Some parliamentarians from Merkel’s party feel however, that she has already gone too far. There are dissenters also in the two other coalition parliamentary factions, the Christian Social Union and the Free Democrats.


German President Christian Wulff, also a Christian Democrat, said last week in front of a gathering of Nobel Prize winners that the financial markets remind him of playing dominoes. First some banks save other banks, than states save banks and ultimately a Union of States has to save states.


He wondered who would ultimately save the saviors. Wulff also heavily criticized the European Central Bank saying that its massive purchase of state debentures goes far beyond its mandate. He added that many governments do not even understand how serious the situation is.

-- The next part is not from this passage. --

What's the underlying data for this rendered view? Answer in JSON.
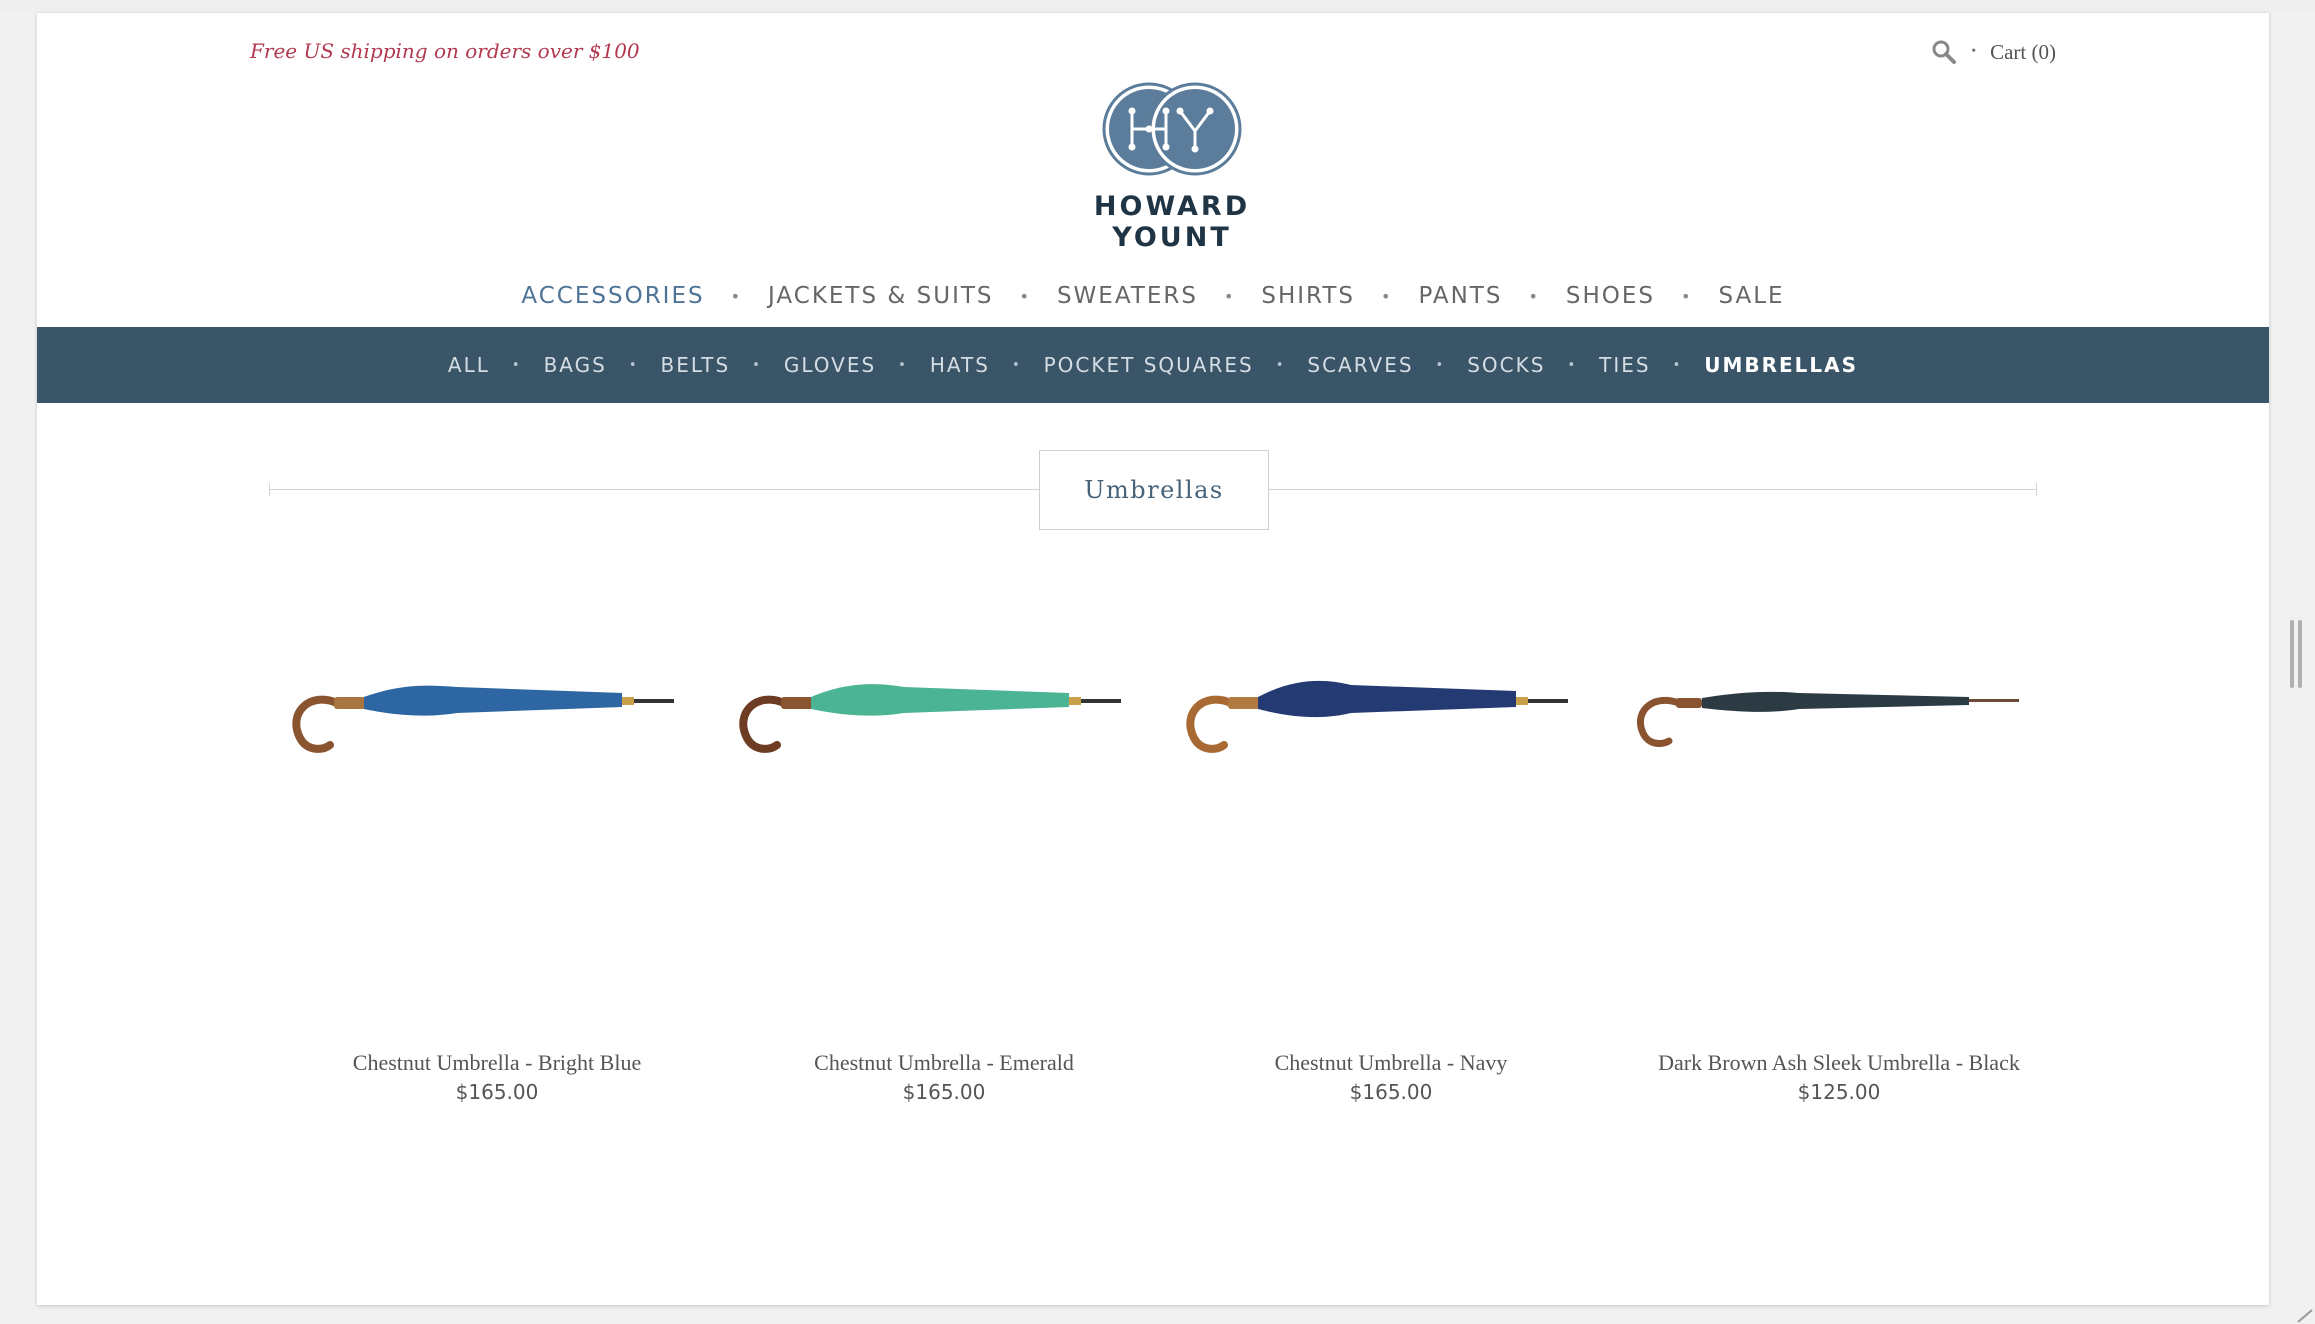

Israel will encounter greater difficulty

But the crash may well be triggered elsewhere. The situation in Greece is disastrous. The country’s economy which in 2010 shrunk over 4% is likely to contract at an even higher percentage this year. Most likely its deficit will be larger than the budgeted 7.5%. The opposition New Democracy party says that the medicine prescribed by Greece’s supposed saviors is worse than the country’s illness.

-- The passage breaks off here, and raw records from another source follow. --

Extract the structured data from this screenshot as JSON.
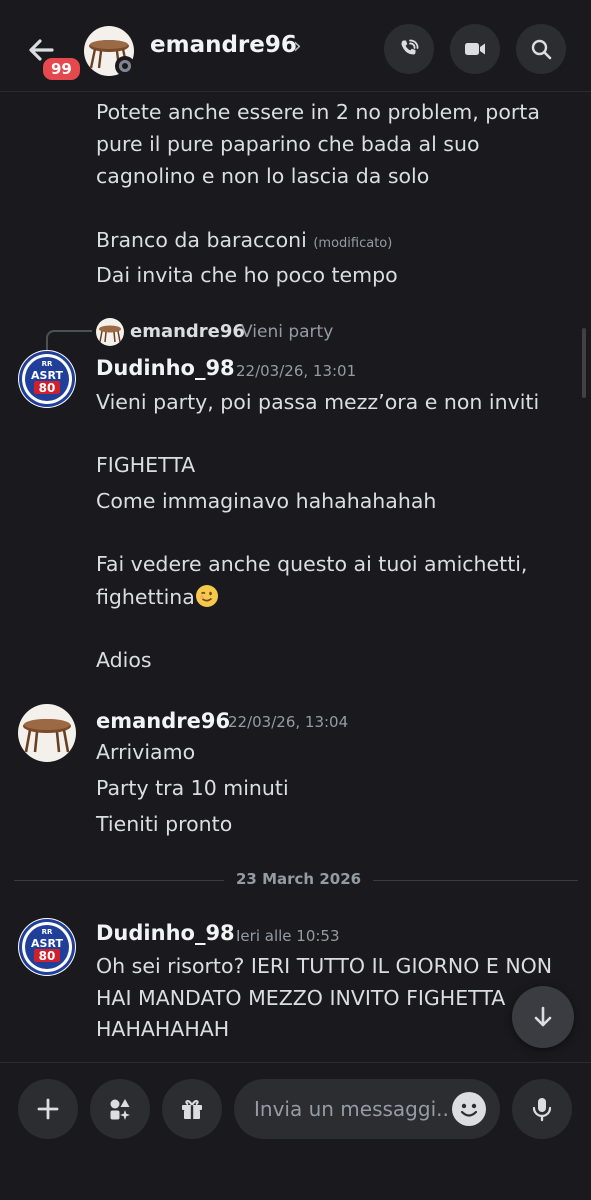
{
  "header": {
    "unread_badge": "99",
    "title": "emandre96",
    "chevron": "›",
    "icons": [
      "back-arrow-icon",
      "phone-call-icon",
      "video-camera-icon",
      "search-icon"
    ]
  },
  "messages": {
    "m1_lines": [
      "Potete anche essere in 2 no problem, porta",
      "pure il pure paparino che bada al suo",
      "cagnolino e non lo lascia da solo"
    ],
    "m2_text": "Branco da baracconi",
    "m2_edited": "(modificato)",
    "m3_text": "Dai invita che ho poco tempo",
    "reply": {
      "author": "emandre96",
      "snippet": "Vieni party"
    },
    "g1": {
      "author": "Dudinho_98",
      "timestamp": "22/03/26, 13:01",
      "lines": [
        "Vieni party, poi passa mezz’ora e non inviti",
        "FIGHETTA",
        "Come immaginavo hahahahahah",
        "Fai vedere anche questo ai tuoi amichetti,",
        "fighettina",
        "Adios"
      ]
    },
    "g2": {
      "author": "emandre96",
      "timestamp": "22/03/26, 13:04",
      "lines": [
        "Arriviamo",
        "Party tra 10 minuti",
        "Tieniti pronto"
      ]
    },
    "date_divider": "23 March 2026",
    "g3": {
      "author": "Dudinho_98",
      "timestamp": "Ieri alle 10:53",
      "lines": [
        "Oh sei risorto? IERI TUTTO IL GIORNO E NON",
        "HAI MANDATO MEZZO INVITO FIGHETTA",
        "HAHAHAHAH"
      ]
    }
  },
  "composer": {
    "placeholder": "Invia un messaggi..",
    "icons": [
      "plus-icon",
      "apps-icon",
      "gift-icon",
      "emoji-icon",
      "microphone-icon"
    ]
  },
  "avatar_text": {
    "top": "RR",
    "mid": "ASRT",
    "bottom": "80"
  },
  "colors": {
    "background": "#1a1a1e",
    "surface": "#2b2d31",
    "badge": "#e5484d",
    "asrt_red": "#d0202c",
    "asrt_blue": "#1f3f9b"
  }
}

Eurozone policy makers do not know what to do - continue to help the country, or let it go bankrupt? At the beginning of this week markets were even more nervous about Italy. Its economy is so big, that if it can no longer refinance its debt, the other Eurozone members cannot save it.


In the meantime there is huge opposition in Finland — one of the financially solid Eurozone countries — to lend money to near bankrupt Greece, unless it receives special financial guarantees. Austria and the Netherlands have said that they want similar preferential treatment if Finland gets it.


There are several other threats. If banks stop lending to certain other banks which they consider weak, a crisis could come from that side. Christine Lagarde, the head of the International Monetary Fund, said that the European banks need up to 200 billion Euro additional capital to prepare for an economic and financial crisis.


This list is not only far from exhaustive, but if a similar article were to be written in a few weeks from now — and there has not been a crash in the meantime — some hurdles may be overcome. Yet other problems will have emerged.


What can Israel do in times of such major financial uncertainty? Is it like a leaf floating in the air, subject to future hurricanes? Not necessarily. In times of major crises, being small is relatively beautiful or, better said, less ugly than being big. If the world economy has major problems, Israel will encounter greater difficulty in exports and its growth will decline.


Without the present social unrest and the Palestinian terrorist and rocket attacks, the shekel might well have become much stronger against the euro and the dollar, which would be disastrous for these exports.


One clear conclusion from all of this is: No matter how many march for what they call “a new Israel” and “social justice,” the government should burden the budget as little as is politically possible when giving in to them, even as part of their demands are justified.


By acquiescing too much financially to the demonstrators, this will foolishly weaken the economy ahead of huge financial problems around the world, which will also affect Israel in a major way.